Mittwoch, 25. November 2020

2083 Gegrüßet seist du Weidenbaum

 

Gegrüßte seist du Weidenbaum, an diesem grauen Morgen. Und alle deine Freunde da unten: der Kirschbaum, der Akazibam, der Hollunder der arme grausam zurückgestutzte, die Rosen, die Essigbäume und alle anderen im Hof, und auf der Straßenseite die drei und der eine ums Eck, deren Namen ich nicht kenne.

Die Stimmen vom Morgenjournal monotonisieren bis herauf; verstehen kann ich Gottseikrank nichts. Dunkelgrau bläuliches Licht versammelt sich vorm Zimmerfenster und staut sich an der grauen Hauswand. Aber immerhin ein kurzer Ausblick, um dessentwillen ich heute Nacht das Rouleau nicht herunter gelassen habe („Dtu! Nein! Nein!“)

Irgendwo in der Wohnhausschlucht brummt irgendein Motor, der regelmäßige Hubschrauber macht die tiefere Oberstimme, meine Ohren mit ihrem Surren halten locker mit und unterlegen diesen musikalischen Cluster mit den höchsten Tönen.

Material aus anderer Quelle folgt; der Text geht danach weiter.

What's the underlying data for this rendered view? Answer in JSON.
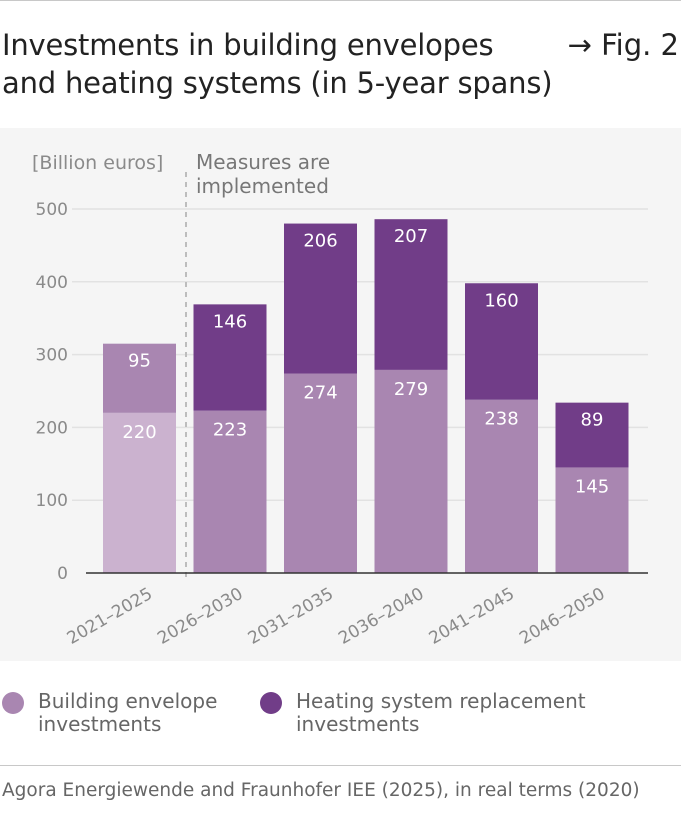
{
  "header": {
    "title_line1": "Investments in building envelopes",
    "title_line2": "and heating systems (in 5-year spans)",
    "fig_ref": "→ Fig. 2"
  },
  "chart_data": {
    "type": "bar",
    "stacked": true,
    "unit_label": "[Billion euros]",
    "annotation": "Measures are implemented",
    "categories": [
      "2021–2025",
      "2026–2030",
      "2031–2035",
      "2036–2040",
      "2041–2045",
      "2046–2050"
    ],
    "series": [
      {
        "name": "Building envelope investments",
        "values": [
          220,
          223,
          274,
          279,
          238,
          145
        ],
        "color": "#a986b1",
        "first_color": "#cbb2cf"
      },
      {
        "name": "Heating system replacement investments",
        "values": [
          95,
          146,
          206,
          207,
          160,
          89
        ],
        "color": "#713d88",
        "first_color": "#a986b1"
      }
    ],
    "yticks": [
      0,
      100,
      200,
      300,
      400,
      500
    ],
    "ylim": [
      0,
      500
    ],
    "grid": true,
    "legend_position": "bottom"
  },
  "legend": [
    {
      "label_line1": "Building envelope",
      "label_line2": "investments",
      "color": "#a986b1"
    },
    {
      "label_line1": "Heating system replacement",
      "label_line2": "investments",
      "color": "#713d88"
    }
  ],
  "source": "Agora Energiewende and Fraunhofer IEE (2025), in real terms (2020)"
}
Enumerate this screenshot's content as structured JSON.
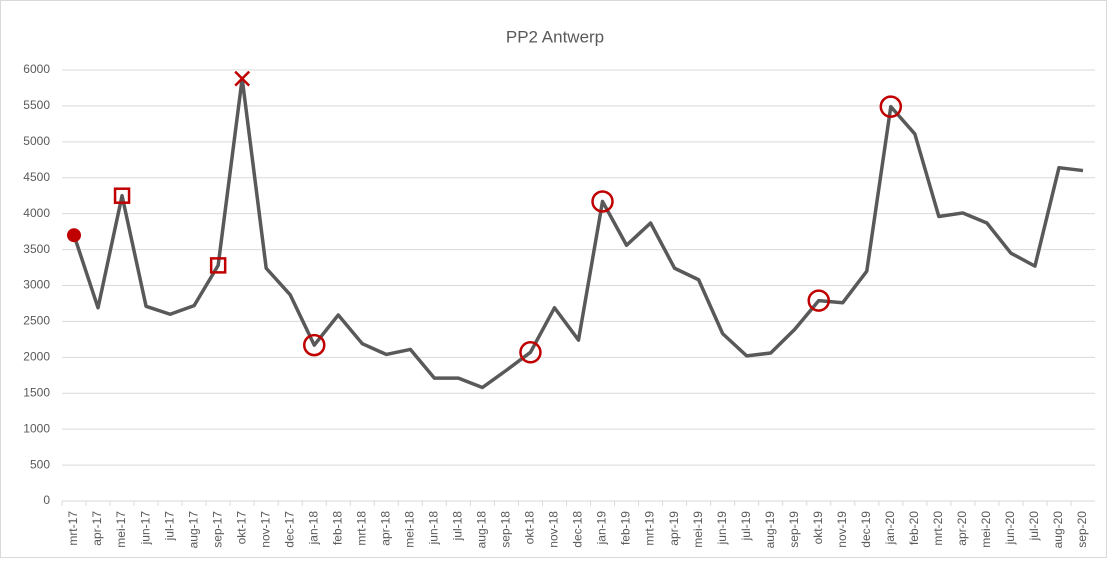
{
  "chart_data": {
    "type": "line",
    "title": "PP2 Antwerp",
    "categories": [
      "mrt-17",
      "apr-17",
      "mei-17",
      "jun-17",
      "jul-17",
      "aug-17",
      "sep-17",
      "okt-17",
      "nov-17",
      "dec-17",
      "jan-18",
      "feb-18",
      "mrt-18",
      "apr-18",
      "mei-18",
      "jun-18",
      "jul-18",
      "aug-18",
      "sep-18",
      "okt-18",
      "nov-18",
      "dec-18",
      "jan-19",
      "feb-19",
      "mrt-19",
      "apr-19",
      "mei-19",
      "jun-19",
      "jul-19",
      "aug-19",
      "sep-19",
      "okt-19",
      "nov-19",
      "dec-19",
      "jan-20",
      "feb-20",
      "mrt-20",
      "apr-20",
      "mei-20",
      "jun-20",
      "jul-20",
      "aug-20",
      "sep-20"
    ],
    "series": [
      {
        "color": "#595959",
        "values": [
          3700,
          2690,
          4250,
          2710,
          2600,
          2720,
          3280,
          5880,
          3240,
          2870,
          2170,
          2590,
          2190,
          2040,
          2110,
          1710,
          1710,
          1580,
          1820,
          2070,
          2690,
          2240,
          4170,
          3560,
          3870,
          3240,
          3080,
          2330,
          2020,
          2060,
          2390,
          2790,
          2760,
          3200,
          5490,
          5110,
          3960,
          4010,
          3870,
          3450,
          3270,
          4640,
          4600
        ]
      }
    ],
    "markers": [
      {
        "symbol": "filled-circle",
        "indices": [
          0
        ]
      },
      {
        "symbol": "square",
        "indices": [
          2,
          6
        ]
      },
      {
        "symbol": "cross",
        "indices": [
          7
        ]
      },
      {
        "symbol": "circle",
        "indices": [
          10,
          19,
          22,
          31,
          34
        ]
      }
    ],
    "marker_color": "#c00000",
    "ylim": [
      0,
      6000
    ],
    "yticks": [
      0,
      500,
      1000,
      1500,
      2000,
      2500,
      3000,
      3500,
      4000,
      4500,
      5000,
      5500,
      6000
    ],
    "grid": true
  }
}
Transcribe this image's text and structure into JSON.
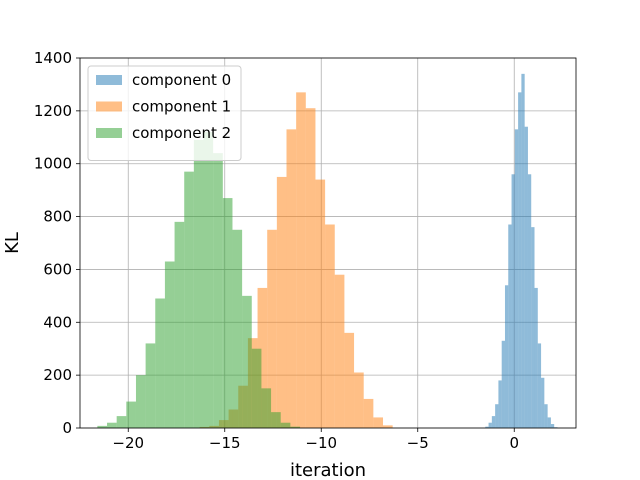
{
  "chart_data": {
    "type": "bar",
    "xlabel": "iteration",
    "ylabel": "KL",
    "xlim": [
      -22.5,
      3.2
    ],
    "ylim": [
      0,
      1400
    ],
    "xticks": [
      -20,
      -15,
      -10,
      -5,
      0
    ],
    "xtick_labels": [
      "−20",
      "−15",
      "−10",
      "−5",
      "0"
    ],
    "yticks": [
      0,
      200,
      400,
      600,
      800,
      1000,
      1200,
      1400
    ],
    "ytick_labels": [
      "0",
      "200",
      "400",
      "600",
      "800",
      "1000",
      "1200",
      "1400"
    ],
    "grid": true,
    "legend_position": "top-left",
    "series": [
      {
        "name": "component 0",
        "color": "#1f77b4",
        "alpha": 0.5,
        "bin_left": [
          -1.5,
          -1.33,
          -1.16,
          -0.99,
          -0.82,
          -0.65,
          -0.48,
          -0.31,
          -0.14,
          0.03,
          0.2,
          0.37,
          0.54,
          0.71,
          0.88,
          1.05,
          1.22,
          1.39,
          1.56,
          1.73,
          1.9,
          2.07
        ],
        "bin_width": 0.17,
        "values": [
          5,
          20,
          45,
          90,
          180,
          330,
          540,
          770,
          960,
          1130,
          1270,
          1340,
          1140,
          960,
          760,
          530,
          320,
          190,
          90,
          40,
          15,
          3
        ]
      },
      {
        "name": "component 1",
        "color": "#ff7f0e",
        "alpha": 0.5,
        "bin_left": [
          -16.3,
          -15.8,
          -15.3,
          -14.8,
          -14.3,
          -13.8,
          -13.3,
          -12.8,
          -12.3,
          -11.8,
          -11.3,
          -10.8,
          -10.3,
          -9.8,
          -9.3,
          -8.8,
          -8.3,
          -7.8,
          -7.3,
          -6.8
        ],
        "bin_width": 0.5,
        "values": [
          4,
          8,
          30,
          70,
          160,
          340,
          530,
          750,
          950,
          1130,
          1270,
          1210,
          940,
          770,
          580,
          360,
          210,
          110,
          40,
          10
        ]
      },
      {
        "name": "component 2",
        "color": "#2ca02c",
        "alpha": 0.5,
        "bin_left": [
          -21.6,
          -21.1,
          -20.6,
          -20.1,
          -19.6,
          -19.1,
          -18.6,
          -18.1,
          -17.6,
          -17.1,
          -16.6,
          -16.1,
          -15.6,
          -15.1,
          -14.6,
          -14.1,
          -13.6,
          -13.1,
          -12.6,
          -12.1,
          -11.6
        ],
        "bin_width": 0.5,
        "values": [
          8,
          20,
          45,
          100,
          200,
          320,
          490,
          630,
          780,
          970,
          1090,
          1120,
          1040,
          870,
          750,
          500,
          300,
          150,
          60,
          20,
          5
        ]
      }
    ]
  }
}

Meine Augen sehen, was sie zweiundzwanzig bis dreiundzwanzig Stunden am Tag sehen: mein Kemenatenreich und sie mögen diesen Anblick, vor allem, wenn mein Schauen aus dem Fenster darf; aus dieser Perspektive ein, zwei Meter bis zur Hauswand.

Wie vor vier Stunden hocke ich im Bett und mache das, was in der Nacht Abendbetrachtung war zur heutigen Morgenandacht. Das Licht vom Fenster wird schnell heller und lichter, transparenter könnte ich auch sagen und sage es. Ich drehe zufällig den Kopf nach links und bestaune den Faltenwurf des hingeworfenen Taggewandes am überfüllten Sessel. Bald werde ich das Leselicht, das jetzt zum Schreiben dient, abdrehen und weiterschlafen. Und das Licht vorm Fenster wird hell und klar wie Luft sein.